Who Was Salar Masud And Raja Suhaldev?
Speaking at the inaugural event of the Kashi Vishwanath Dham Corridor in Varanasi, PM Modi referred to the battle between Salar Masud and Raja Suhaldev.
- Salar Masud was also known as Ghazi Mian. He acquired popularity as a warrior in the 12th century.
- He was the nephew of the 11th century Turkik invader, Mahmud of Ghazni.
- His tomb at Bahraich in Uttar Pradesh stands as a place of pilgrimage for a large number of Muslims as well as Hindus.
- He accompanied Mahmud in all his campaigns, including the celebrated expedition to Somnath in Kathiawar. It was Masud who supposedly persuaded his uncle to demolish the famous idol of Somnath – a deed repeatedly glorified as a great feat in Persian poetry.
- The most comprehensive source of information about Ghazi Mian is the Mirat-e-Masaud (Mirror of Masaud), a 17th century Persian hagiography written by Abdur Rahman Chisti, a Sufi saint of the Chisti order.
- Mughal emperor Akbar is known to have made a land grant in 1571 CE for the sake of maintaining Ghazi Miyan’s shrine.
Salar Masud and Raja Suhaldev:
- It is a mix of history and myth.
- As per the records, at Bahraich, in the course of a battle in 1034 CE Masud and a local king by the name Suhaldev came face to face.
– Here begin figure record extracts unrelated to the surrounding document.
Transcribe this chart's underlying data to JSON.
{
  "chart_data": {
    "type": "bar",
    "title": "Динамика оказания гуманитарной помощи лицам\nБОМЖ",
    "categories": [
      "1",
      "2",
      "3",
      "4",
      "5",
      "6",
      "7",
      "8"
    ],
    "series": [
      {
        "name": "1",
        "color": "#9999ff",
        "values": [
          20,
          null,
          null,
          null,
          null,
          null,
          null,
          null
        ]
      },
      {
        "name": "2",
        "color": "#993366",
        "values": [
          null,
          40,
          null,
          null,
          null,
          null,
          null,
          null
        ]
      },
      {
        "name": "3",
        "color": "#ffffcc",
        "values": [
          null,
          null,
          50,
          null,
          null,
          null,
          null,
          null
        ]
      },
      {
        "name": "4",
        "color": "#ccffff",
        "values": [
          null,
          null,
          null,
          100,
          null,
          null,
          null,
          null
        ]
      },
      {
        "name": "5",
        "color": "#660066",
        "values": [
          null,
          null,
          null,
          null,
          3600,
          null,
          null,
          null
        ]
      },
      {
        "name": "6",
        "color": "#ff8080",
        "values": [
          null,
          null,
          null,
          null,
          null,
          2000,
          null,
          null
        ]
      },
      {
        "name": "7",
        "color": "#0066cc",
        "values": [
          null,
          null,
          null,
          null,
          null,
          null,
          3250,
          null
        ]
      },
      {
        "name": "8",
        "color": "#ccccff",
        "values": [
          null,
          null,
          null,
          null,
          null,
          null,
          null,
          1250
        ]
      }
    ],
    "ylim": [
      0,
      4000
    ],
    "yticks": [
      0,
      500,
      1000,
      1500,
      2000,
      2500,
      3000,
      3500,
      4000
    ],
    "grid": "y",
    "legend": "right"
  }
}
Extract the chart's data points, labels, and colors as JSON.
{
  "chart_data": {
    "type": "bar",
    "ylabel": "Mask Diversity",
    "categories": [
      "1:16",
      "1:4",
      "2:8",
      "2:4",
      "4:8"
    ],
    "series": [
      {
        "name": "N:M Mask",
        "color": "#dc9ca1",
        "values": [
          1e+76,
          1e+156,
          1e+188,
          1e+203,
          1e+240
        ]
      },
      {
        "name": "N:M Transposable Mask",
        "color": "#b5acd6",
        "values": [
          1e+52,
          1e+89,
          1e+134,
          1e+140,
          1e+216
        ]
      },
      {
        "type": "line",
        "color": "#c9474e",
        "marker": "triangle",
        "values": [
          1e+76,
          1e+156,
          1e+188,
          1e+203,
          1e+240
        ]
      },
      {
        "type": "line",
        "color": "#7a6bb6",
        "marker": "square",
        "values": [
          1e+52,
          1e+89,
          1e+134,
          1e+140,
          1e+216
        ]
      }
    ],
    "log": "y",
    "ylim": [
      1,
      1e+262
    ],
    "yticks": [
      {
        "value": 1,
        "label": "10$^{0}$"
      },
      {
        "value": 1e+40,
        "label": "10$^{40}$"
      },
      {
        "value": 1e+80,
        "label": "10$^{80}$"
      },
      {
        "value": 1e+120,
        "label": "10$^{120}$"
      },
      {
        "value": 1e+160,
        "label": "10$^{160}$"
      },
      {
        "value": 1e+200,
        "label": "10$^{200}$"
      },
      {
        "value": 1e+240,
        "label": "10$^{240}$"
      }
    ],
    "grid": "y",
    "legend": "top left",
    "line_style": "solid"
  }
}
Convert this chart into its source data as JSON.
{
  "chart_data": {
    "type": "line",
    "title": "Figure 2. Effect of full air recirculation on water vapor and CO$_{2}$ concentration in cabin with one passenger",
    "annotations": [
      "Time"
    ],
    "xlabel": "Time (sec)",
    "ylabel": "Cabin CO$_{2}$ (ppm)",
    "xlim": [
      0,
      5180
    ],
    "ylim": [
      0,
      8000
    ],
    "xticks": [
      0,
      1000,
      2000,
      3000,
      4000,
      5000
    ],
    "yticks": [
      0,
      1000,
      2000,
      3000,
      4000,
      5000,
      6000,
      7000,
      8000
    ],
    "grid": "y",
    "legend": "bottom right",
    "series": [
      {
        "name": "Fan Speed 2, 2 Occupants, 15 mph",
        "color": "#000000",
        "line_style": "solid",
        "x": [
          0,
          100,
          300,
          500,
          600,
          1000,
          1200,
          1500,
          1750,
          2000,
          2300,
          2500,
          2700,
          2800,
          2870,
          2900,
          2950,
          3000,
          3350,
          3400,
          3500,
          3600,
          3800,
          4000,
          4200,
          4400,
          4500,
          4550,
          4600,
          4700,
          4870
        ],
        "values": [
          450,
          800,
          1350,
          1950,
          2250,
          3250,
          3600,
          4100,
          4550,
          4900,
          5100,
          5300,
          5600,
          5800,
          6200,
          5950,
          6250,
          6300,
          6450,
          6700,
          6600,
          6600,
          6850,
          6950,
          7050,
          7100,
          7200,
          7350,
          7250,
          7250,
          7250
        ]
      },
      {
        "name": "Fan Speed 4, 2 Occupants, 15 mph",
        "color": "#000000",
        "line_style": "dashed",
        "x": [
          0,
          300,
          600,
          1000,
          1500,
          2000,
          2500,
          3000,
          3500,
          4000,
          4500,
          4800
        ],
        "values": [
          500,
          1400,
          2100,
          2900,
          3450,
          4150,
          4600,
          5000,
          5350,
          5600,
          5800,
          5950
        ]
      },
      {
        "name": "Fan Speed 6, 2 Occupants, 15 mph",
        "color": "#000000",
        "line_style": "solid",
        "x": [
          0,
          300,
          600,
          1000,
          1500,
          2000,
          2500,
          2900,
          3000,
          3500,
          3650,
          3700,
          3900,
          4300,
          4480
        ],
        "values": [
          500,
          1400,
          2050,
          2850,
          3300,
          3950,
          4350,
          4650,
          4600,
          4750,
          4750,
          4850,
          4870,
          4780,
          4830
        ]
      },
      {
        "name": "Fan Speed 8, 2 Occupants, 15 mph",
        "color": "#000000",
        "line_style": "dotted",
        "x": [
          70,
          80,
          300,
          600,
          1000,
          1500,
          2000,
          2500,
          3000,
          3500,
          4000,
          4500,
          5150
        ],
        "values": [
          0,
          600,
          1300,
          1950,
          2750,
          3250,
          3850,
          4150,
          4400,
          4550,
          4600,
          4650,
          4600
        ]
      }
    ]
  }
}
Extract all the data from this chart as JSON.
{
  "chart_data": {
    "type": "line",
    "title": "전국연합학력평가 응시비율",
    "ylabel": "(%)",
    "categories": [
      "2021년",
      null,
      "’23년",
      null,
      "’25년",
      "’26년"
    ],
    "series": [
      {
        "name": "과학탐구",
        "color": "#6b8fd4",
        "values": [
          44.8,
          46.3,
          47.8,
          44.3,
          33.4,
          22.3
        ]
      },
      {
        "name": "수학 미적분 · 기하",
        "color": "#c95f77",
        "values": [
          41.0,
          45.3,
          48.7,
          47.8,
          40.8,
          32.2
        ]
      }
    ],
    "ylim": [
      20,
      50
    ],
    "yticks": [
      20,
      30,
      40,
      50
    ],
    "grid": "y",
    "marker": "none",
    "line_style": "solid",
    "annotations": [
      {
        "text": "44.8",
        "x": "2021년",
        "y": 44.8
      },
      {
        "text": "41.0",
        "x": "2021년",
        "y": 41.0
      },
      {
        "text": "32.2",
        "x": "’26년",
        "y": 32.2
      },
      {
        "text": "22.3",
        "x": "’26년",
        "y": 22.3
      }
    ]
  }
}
- During the battle, Masud was wounded by an arrow and succumbed.
- Since he died fulfilling his duties as a warrior, he became a martyr and earned the honorary nickname ‘Ghazi Miyan’ or master warrior for faith.
- Suhaldev is believed to have been the eldest son of the king of the Bhar community, from which emerged the Pasi community, a Dalit caste group of the region.
- Popular history of the region identifies him by several names including Suhaldev, Sakardev, Sahardev, and Suhildev.
- In contemporary print culture, however, he is referred to as Raja Suhaldev.